Namun, di kota kuno itu, di mana ada makhluk sebesar dan sebegitu buas? Mereka menelusuri seluruh kota, namun tak menemukan makhluk yang cocok dengan suara tersebut, membuat semua orang bertanya-tanya.
Dari mana suara itu berasal? Saat orang-orang dilanda kebingungan, bayangan suku Maya di alun-alun serta para pendeta di depan kuil pun bereaksi, tubuh mereka sedikit bergetar. Itu adalah reaksi setelah mendengar raungan.
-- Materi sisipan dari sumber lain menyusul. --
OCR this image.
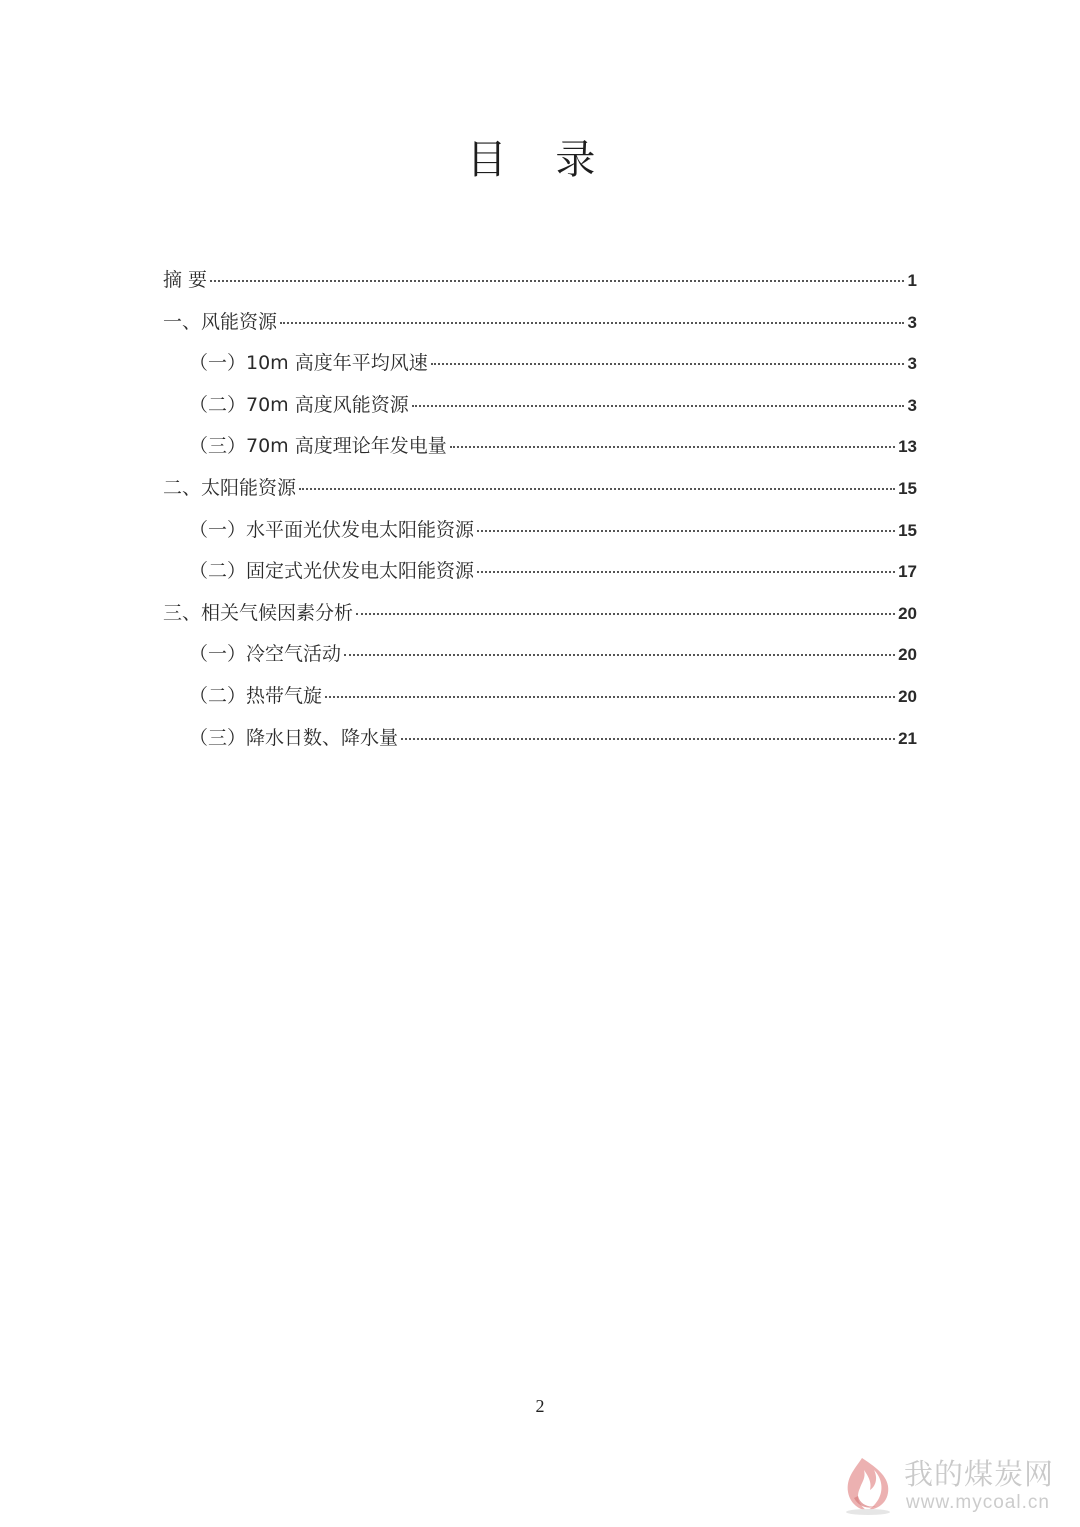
目 录
摘 要	1
一、风能资源	3
（一）10m 高度年平均风速	3
（二）70m 高度风能资源	3
（三）70m 高度理论年发电量	13
二、太阳能资源	15
（一）水平面光伏发电太阳能资源	15
（二）固定式光伏发电太阳能资源	17
三、相关气候因素分析	20
（一）冷空气活动	20
（二）热带气旋	20
（三）降水日数、降水量	21
2
我的煤炭网
www.mycoal.cn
Namun bukan ketakutan, melainkan kegembiraan, sebab semua orang di alun-alun tampak sangat bersemangat dan penuh kegilaan setelah mendengar raungan itu.
Pendeta menengadah, melantunkan mantra dengan nada aneh, tatapan mereka penuh kegilaan memandang kuil di depan. Orang-orang di tanah pun mengikuti arah pandangan pendeta menuju kuil, bertanya-tanya dalam hati: apakah makhluk yang mengeluarkan raungan itu ada di dalam kuil?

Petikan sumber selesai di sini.